Professor Michael Braun (GESIS)
Dr

Measurement of cosmopolitan attitudes has proved to be challenging. A direct measure targeting the identification of respondents ("identity measure") has sometimes been found to be inferior to a composite measure where the stances of respondents towards a broad array of pertinent attitudes are taken into consideration. To explain unexpected findings, a mixed methods approach has been suggested to find out what lies behind this global identity, that is, what people have in mind when indicating to be "citizens of the world" (e.g. Pichler 2012). To the best of our knowledge, qualitative evidence for such an item has not yet been collected.

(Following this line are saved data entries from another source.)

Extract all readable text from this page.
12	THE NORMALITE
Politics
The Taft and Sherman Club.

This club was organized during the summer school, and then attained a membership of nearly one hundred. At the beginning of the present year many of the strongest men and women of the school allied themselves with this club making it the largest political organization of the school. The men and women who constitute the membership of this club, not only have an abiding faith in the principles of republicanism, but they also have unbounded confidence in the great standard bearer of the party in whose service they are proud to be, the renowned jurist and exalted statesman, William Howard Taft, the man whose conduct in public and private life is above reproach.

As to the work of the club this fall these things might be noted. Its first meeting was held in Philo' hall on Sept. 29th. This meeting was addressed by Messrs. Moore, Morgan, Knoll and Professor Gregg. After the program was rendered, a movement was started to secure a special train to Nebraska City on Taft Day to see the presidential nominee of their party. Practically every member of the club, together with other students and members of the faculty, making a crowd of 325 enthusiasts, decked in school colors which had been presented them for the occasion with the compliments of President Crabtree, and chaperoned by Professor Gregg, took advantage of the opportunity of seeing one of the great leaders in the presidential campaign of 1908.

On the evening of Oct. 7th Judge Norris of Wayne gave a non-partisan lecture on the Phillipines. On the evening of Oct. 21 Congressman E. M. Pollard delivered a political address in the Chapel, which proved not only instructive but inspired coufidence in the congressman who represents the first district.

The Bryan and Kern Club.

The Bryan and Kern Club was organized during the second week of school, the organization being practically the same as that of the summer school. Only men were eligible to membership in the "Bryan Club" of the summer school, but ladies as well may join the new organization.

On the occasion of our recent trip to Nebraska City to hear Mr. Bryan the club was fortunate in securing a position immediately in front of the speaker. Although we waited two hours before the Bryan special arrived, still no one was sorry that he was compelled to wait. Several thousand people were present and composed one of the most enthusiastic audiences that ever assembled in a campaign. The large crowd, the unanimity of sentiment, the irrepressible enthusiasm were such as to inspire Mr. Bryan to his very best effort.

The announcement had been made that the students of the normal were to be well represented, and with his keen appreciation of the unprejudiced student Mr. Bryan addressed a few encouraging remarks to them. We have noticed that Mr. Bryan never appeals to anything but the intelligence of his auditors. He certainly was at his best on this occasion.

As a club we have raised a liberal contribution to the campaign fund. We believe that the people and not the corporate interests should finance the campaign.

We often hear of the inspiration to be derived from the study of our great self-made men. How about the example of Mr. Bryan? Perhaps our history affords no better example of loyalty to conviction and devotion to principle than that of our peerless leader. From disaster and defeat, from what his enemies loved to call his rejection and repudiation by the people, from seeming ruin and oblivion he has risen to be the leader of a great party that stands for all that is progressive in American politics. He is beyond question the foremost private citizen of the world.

We report results from a probing study where the closed question of the Eurobarometer ("... to what extent do you personally feel you are ... a citizen of the world") was followed by a category-selection probe ("Please tell us why you feel [to a great extent / somewhat / not really / not at all] that you are a citizen of the world"). The data come from Web surveys conducted in Canada (English speaking, only), Denmark, Germany, Hungary, Spain, and the U.S. in 2011. Respondents were drawn from nonprobability online panels. Any generalizations to the entire populations, therefore, have to be treated with extreme caution. However, we use an acceptable replication of the country patterns found in the Eurobarometer data (for the European countries, only) as a precondition for using the Web survey to shed light on the Eurobarometer data.